26-03-2020 / 18:40 h EFE

Marina y Román decidieron hace unos años buscar un nuevo futuro en otro país y dar una oportunidad a Celia, su niña de 3 años, que ahora vive desde su inocencia y lejos de donde nació otra crisis diferente a la que llevó a sus padres de Cantabria a Inglaterra.

En su casa, en la localidad inglesa de Devon, donde reside la familia, Román contempló como su hija se sentaba en el sofá y ponía su "propia mascarilla" al osito de peluche que siempre acompaña a la pequeña.

Este padre, fotoperiodista que ha trabajado en medios de comunicación españoles como la Agencia Efe o El Mundo, no pudo más que percibir en ese gesto una noticia: la esperanza que, desde su inocencia, tienen los niños para el futuro tras la pandemia del coronavirus.

En la "particular oficina" que, como ocurre en la mayoría de los países, se ha creado esta familia en el salón de su casa, la madre, Marina, trabaja desde hace unos días, mientras Celia va realizando la tarea que la profesora de su colegio le ha enviado para que su vida siga siendo como hasta ahora.

El único cambio es que ahora la niña tiene una nueva "tablet", porque esa herramienta le permite seguir, sin problemas, sus estudios.

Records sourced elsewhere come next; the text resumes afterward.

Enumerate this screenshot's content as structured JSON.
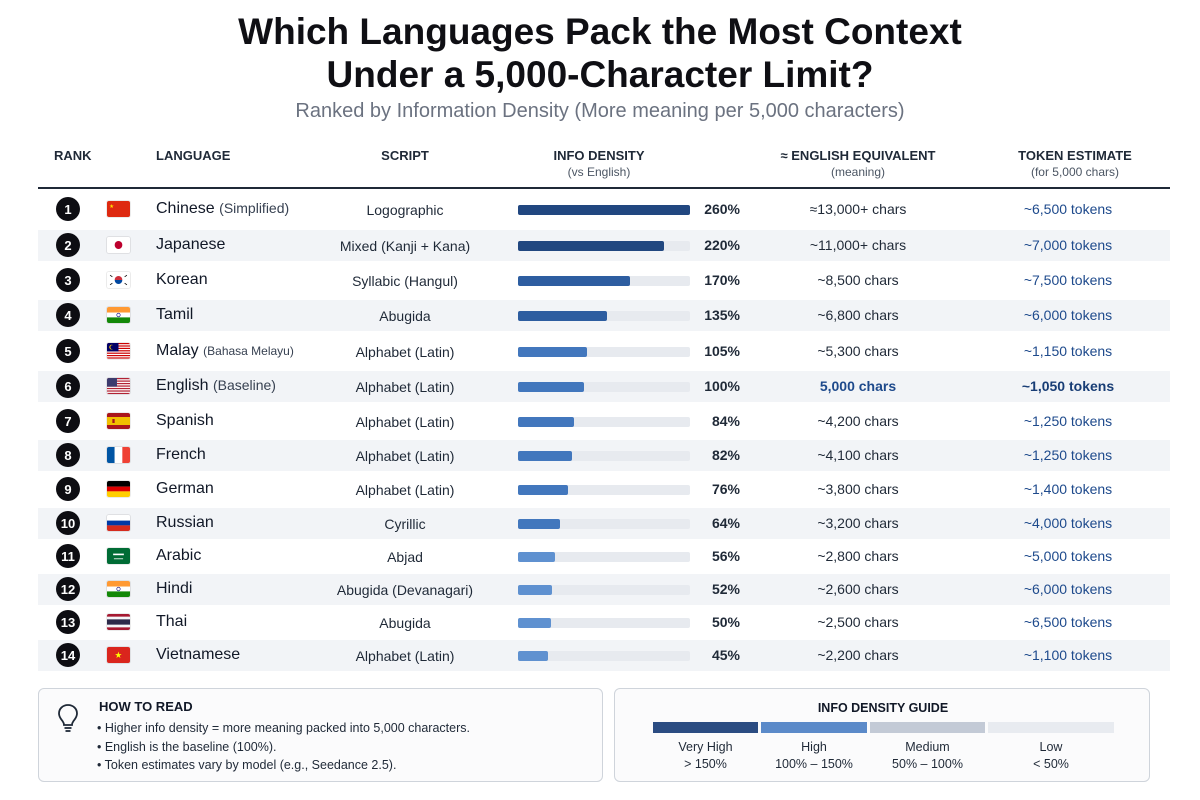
{
  "title_line1": "Which Languages Pack the Most Context",
  "title_line2": "Under a 5,000-Character Limit?",
  "subtitle": "Ranked by Information Density (More meaning per 5,000 characters)",
  "headers": {
    "rank": "RANK",
    "language": "LANGUAGE",
    "script": "SCRIPT",
    "density": "INFO DENSITY",
    "density_sub": "(vs English)",
    "equivalent": "≈ ENGLISH EQUIVALENT",
    "equivalent_sub": "(meaning)",
    "tokens": "TOKEN ESTIMATE",
    "tokens_sub": "(for 5,000 chars)"
  },
  "chart_data": {
    "type": "bar",
    "orientation": "horizontal",
    "title": "Which Languages Pack the Most Context Under a 5,000-Character Limit?",
    "subtitle": "Ranked by Information Density (More meaning per 5,000 characters)",
    "xlim": [
      0,
      260
    ],
    "unit": "%",
    "categories": [
      "Chinese",
      "Japanese",
      "Korean",
      "Tamil",
      "Malay",
      "English",
      "Spanish",
      "French",
      "German",
      "Russian",
      "Arabic",
      "Hindi",
      "Thai",
      "Vietnamese"
    ],
    "values": [
      260,
      220,
      170,
      135,
      105,
      100,
      84,
      82,
      76,
      64,
      56,
      52,
      50,
      45
    ],
    "rows": [
      {
        "rank": "1",
        "name": "Chinese",
        "note": "(Simplified)",
        "note_small": false,
        "flag": "china-flag",
        "script": "Logographic",
        "density": 260,
        "density_label": "260%",
        "equivalent": "≈13,000+ chars",
        "tokens": "~6,500 tokens",
        "baseline": false
      },
      {
        "rank": "2",
        "name": "Japanese",
        "note": "",
        "note_small": false,
        "flag": "japan-flag",
        "script": "Mixed (Kanji + Kana)",
        "density": 220,
        "density_label": "220%",
        "equivalent": "~11,000+ chars",
        "tokens": "~7,000 tokens",
        "baseline": false
      },
      {
        "rank": "3",
        "name": "Korean",
        "note": "",
        "note_small": false,
        "flag": "korea-flag",
        "script": "Syllabic (Hangul)",
        "density": 170,
        "density_label": "170%",
        "equivalent": "~8,500 chars",
        "tokens": "~7,500 tokens",
        "baseline": false
      },
      {
        "rank": "4",
        "name": "Tamil",
        "note": "",
        "note_small": false,
        "flag": "india-flag",
        "script": "Abugida",
        "density": 135,
        "density_label": "135%",
        "equivalent": "~6,800 chars",
        "tokens": "~6,000 tokens",
        "baseline": false
      },
      {
        "rank": "5",
        "name": "Malay",
        "note": "(Bahasa Melayu)",
        "note_small": true,
        "flag": "malaysia-flag",
        "script": "Alphabet (Latin)",
        "density": 105,
        "density_label": "105%",
        "equivalent": "~5,300 chars",
        "tokens": "~1,150 tokens",
        "baseline": false
      },
      {
        "rank": "6",
        "name": "English",
        "note": "(Baseline)",
        "note_small": false,
        "flag": "usa-flag",
        "script": "Alphabet (Latin)",
        "density": 100,
        "density_label": "100%",
        "equivalent": "5,000 chars",
        "tokens": "~1,050 tokens",
        "baseline": true
      },
      {
        "rank": "7",
        "name": "Spanish",
        "note": "",
        "note_small": false,
        "flag": "spain-flag",
        "script": "Alphabet (Latin)",
        "density": 84,
        "density_label": "84%",
        "equivalent": "~4,200 chars",
        "tokens": "~1,250 tokens",
        "baseline": false
      },
      {
        "rank": "8",
        "name": "French",
        "note": "",
        "note_small": false,
        "flag": "france-flag",
        "script": "Alphabet (Latin)",
        "density": 82,
        "density_label": "82%",
        "equivalent": "~4,100 chars",
        "tokens": "~1,250 tokens",
        "baseline": false
      },
      {
        "rank": "9",
        "name": "German",
        "note": "",
        "note_small": false,
        "flag": "germany-flag",
        "script": "Alphabet (Latin)",
        "density": 76,
        "density_label": "76%",
        "equivalent": "~3,800 chars",
        "tokens": "~1,400 tokens",
        "baseline": false
      },
      {
        "rank": "10",
        "name": "Russian",
        "note": "",
        "note_small": false,
        "flag": "russia-flag",
        "script": "Cyrillic",
        "density": 64,
        "density_label": "64%",
        "equivalent": "~3,200 chars",
        "tokens": "~4,000 tokens",
        "baseline": false
      },
      {
        "rank": "11",
        "name": "Arabic",
        "note": "",
        "note_small": false,
        "flag": "saudi-arabia-flag",
        "script": "Abjad",
        "density": 56,
        "density_label": "56%",
        "equivalent": "~2,800 chars",
        "tokens": "~5,000 tokens",
        "baseline": false
      },
      {
        "rank": "12",
        "name": "Hindi",
        "note": "",
        "note_small": false,
        "flag": "india-flag",
        "script": "Abugida (Devanagari)",
        "density": 52,
        "density_label": "52%",
        "equivalent": "~2,600 chars",
        "tokens": "~6,000 tokens",
        "baseline": false
      },
      {
        "rank": "13",
        "name": "Thai",
        "note": "",
        "note_small": false,
        "flag": "thailand-flag",
        "script": "Abugida",
        "density": 50,
        "density_label": "50%",
        "equivalent": "~2,500 chars",
        "tokens": "~6,500 tokens",
        "baseline": false
      },
      {
        "rank": "14",
        "name": "Vietnamese",
        "note": "",
        "note_small": false,
        "flag": "vietnam-flag",
        "script": "Alphabet (Latin)",
        "density": 45,
        "density_label": "45%",
        "equivalent": "~2,200 chars",
        "tokens": "~1,100 tokens",
        "baseline": false
      }
    ]
  },
  "how_to_read": {
    "title": "HOW TO READ",
    "icon": "lightbulb-icon",
    "items": [
      "• Higher info density = more meaning packed into 5,000 characters.",
      "• English is the baseline (100%).",
      "• Token estimates vary by model (e.g., Seedance 2.5)."
    ]
  },
  "guide": {
    "title": "INFO DENSITY GUIDE",
    "levels": [
      {
        "label": "Very High",
        "range": "> 150%",
        "color": "#2b4c82"
      },
      {
        "label": "High",
        "range": "100% – 150%",
        "color": "#5b8ac9"
      },
      {
        "label": "Medium",
        "range": "50% – 100%",
        "color": "#c3cad6"
      },
      {
        "label": "Low",
        "range": "< 50%",
        "color": "#e8ebf0"
      }
    ]
  },
  "colors": {
    "very_high": "#214780",
    "high": "#2d5da0",
    "medium": "#4277bd",
    "low": "#5f91d0",
    "baseline_text": "#1e4a8c"
  }
}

No fue hasta el pasado domingo cuando el primer ministro inglés, Boris Johnson, decidió pedir a sus compatriotas que se confinen en casa para luchar contra el Covid-19.

La familia cántabra residente ahora en Inglaterra cree que esa decisión ha podido llegar "un poco tarde", pero es ahora cuando están viendo que todo se repite y que lo que su familia y amigos les contaban hace casi dos semanas que ocurría en España, está ahora produciéndose en el país en el que ahora viven.

Román, Marina y Celia intentan llevarlo "de la mejor forma posible", solo salen a la calle un par de veces a la semana para ir a la compra, y lo único que nunca se les olvida son los guantes, porque como ocurrió al inicio de la pandemia en España, también en Inglaterra escasean las mascarillas.

La relación con sus más allegados sigue siendo igual que antes del confinamiento, gracias a las nuevas tecnologías, aunque quizá en este momento estén más en contacto que en su día a día en su nuevo lugar de residencia.

Marina y Román optaron en 2016 por viajar a otro país para intentar buscar un empleo que, como periodista y fotógrafo, no encontraban en el suyo y, a la vez, dar un futuro a su pequeña hija.

Después de menos de cuatro años en Inglaterra, Celia maneja el inglés como el español y da una esperanza al objetivo de sus padres de emigrar para poder superar la crisis económica.

Ahora esa pequeña sigue dando luz a sus progenitores para hacer frente a la nueva crisis: el simple gesto de tapar a su osito de peluche la boca y la nariz para que el coronavirus no llegue a quien más quiere.